Associating pitching with the Oklahoma State program ultimately works out yet again this year as the Cowboys have a high number of high follows on staff. The theme here would be talented arms with plenty to prove. The poster boys for said theme are rJR RHP/OF Conor Costello and JR RHP Koda Glover. Costello has consistently shown more as a hitter than on the mound, but he’s still a high upside arm to watch. Athletic righties with size and velocity (low-90s, 95/96 peak) tend to be worth paying attention to, no matter the previous year’s production. Glover is another young guy with size (6-4, 200 pounds) and arm strength (95 peak) to track. rSR LHP Tyler Nurdin, SR RHP Jon Perrin, and JR LHP Alex Hackerott have all shown more at the college level. Nurdin’s control left him last year, but when he’s on he’s a capable three-pitch potential professional starter. Perrin, the most consistently reliable of the three, can spot a good low-90s fastball with darn near anybody in the conference. Hackerott has been arguably as good as Perrin in his career — the arguably is only there due to the innings gap between him and Perrin (the latter has a lot more) — while showing good enough stuff from the left side to warrant late-round pro consideration this summer. He probably fits in better as a 2016 senior sign candidate, but that remains to be seen.

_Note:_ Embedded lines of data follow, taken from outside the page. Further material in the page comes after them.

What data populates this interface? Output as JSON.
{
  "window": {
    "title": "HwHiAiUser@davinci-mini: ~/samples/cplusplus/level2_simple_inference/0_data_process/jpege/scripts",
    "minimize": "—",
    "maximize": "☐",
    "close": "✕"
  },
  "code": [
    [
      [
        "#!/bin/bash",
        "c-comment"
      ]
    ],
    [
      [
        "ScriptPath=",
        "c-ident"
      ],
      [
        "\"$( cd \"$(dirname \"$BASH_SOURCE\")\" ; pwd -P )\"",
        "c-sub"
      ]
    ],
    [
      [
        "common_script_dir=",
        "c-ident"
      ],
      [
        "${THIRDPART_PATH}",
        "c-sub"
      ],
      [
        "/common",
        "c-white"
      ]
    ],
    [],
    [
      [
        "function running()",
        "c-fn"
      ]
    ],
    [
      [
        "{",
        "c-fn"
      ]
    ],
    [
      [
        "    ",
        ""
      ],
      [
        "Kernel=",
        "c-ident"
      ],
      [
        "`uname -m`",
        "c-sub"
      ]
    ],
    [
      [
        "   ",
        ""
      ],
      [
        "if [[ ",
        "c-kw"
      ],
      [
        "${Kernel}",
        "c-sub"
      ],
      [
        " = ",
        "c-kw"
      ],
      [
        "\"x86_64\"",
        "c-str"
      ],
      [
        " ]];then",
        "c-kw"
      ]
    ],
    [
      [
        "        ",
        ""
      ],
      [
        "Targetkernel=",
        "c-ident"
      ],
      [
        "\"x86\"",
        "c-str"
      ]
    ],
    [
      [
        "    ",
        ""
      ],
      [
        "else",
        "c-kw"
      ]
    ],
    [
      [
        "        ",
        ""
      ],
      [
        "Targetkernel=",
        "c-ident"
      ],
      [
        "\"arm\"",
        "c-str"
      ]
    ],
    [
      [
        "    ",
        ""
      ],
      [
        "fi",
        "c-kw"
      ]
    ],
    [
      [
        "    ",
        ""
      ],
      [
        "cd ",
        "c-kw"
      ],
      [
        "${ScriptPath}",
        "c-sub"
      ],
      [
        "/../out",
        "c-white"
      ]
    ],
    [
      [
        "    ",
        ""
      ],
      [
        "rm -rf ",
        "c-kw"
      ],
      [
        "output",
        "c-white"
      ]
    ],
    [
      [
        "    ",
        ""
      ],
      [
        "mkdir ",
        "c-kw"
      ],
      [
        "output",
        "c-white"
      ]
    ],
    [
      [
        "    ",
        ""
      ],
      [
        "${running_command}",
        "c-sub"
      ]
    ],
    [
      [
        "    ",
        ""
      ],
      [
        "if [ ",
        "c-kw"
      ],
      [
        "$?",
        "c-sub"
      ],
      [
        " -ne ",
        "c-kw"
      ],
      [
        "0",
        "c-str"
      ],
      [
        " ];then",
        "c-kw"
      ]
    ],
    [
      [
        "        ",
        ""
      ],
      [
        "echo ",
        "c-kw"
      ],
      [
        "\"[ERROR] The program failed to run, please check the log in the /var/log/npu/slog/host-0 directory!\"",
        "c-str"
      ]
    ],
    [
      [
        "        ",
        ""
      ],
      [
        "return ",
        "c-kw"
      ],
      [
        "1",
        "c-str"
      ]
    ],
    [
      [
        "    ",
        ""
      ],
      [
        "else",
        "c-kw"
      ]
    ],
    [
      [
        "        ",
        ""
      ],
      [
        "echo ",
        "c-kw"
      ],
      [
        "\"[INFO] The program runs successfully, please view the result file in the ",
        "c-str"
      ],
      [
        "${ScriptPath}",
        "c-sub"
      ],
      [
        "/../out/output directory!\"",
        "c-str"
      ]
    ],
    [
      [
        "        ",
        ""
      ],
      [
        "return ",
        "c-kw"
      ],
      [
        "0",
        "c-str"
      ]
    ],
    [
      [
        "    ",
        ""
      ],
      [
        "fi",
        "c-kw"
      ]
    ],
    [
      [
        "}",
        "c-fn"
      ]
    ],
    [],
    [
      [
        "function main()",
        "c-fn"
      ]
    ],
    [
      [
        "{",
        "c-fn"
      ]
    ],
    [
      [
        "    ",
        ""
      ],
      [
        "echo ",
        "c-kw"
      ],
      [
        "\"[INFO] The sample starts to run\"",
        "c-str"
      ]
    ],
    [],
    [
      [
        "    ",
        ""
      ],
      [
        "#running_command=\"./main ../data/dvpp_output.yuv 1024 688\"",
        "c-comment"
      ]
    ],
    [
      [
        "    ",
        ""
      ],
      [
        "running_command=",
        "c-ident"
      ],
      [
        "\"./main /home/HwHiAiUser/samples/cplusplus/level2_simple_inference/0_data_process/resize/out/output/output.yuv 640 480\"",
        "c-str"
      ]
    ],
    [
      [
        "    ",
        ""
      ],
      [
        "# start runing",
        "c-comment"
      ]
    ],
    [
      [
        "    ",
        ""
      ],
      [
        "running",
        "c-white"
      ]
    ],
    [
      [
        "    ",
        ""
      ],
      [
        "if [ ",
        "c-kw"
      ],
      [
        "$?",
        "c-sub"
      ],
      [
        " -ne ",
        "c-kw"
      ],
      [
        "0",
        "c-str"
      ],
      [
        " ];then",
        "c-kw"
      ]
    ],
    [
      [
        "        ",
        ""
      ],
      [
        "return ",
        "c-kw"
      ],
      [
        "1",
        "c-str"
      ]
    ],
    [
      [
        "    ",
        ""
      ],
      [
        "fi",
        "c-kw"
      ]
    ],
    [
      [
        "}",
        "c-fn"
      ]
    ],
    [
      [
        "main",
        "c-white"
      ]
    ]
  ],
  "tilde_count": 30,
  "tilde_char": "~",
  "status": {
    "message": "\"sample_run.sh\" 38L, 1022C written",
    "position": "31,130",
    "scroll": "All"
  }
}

Internal pressure to finish as many as these previews as possible before the season starts has me trying to limit what I say about future draft classes, but Oklahoma State’s group of underclassmen tests my ability to do so. The school’s strong reputation of turning out quality pitching is in very capable hands with guys like SO LHP Garrett Williams (star upside), SO RHP Blake Battenfield, and SO RHP Thomas Hatch poised to build on strong freshman seasons. I limited myself to just spotlighting those three names, but every underclass arm you see listed above has recognizable pro talent. SO 3B Andrew Rosa and FR SS Jason Chappell could combine at some point to share the nation’s fastest left side of the infield, if that’s the direction the coaching staff so chooses. SO OF Ryan Sluder (a huge favorite) and FR OF Jon Littell appear set to do so some serious mashing in short order. I’ve said it before, but for as much as I try to keep up with the college baseball landscape year-round, I’m often surprised to see certain teams’ rosters when they are all laid out like this. Just seeing all these names and getting the reminder that this kind of talent is in the pipeline at OK State has me more pumped for the upcoming season than ever before. This is a really good team right now with the potential to be great in the not too distant future.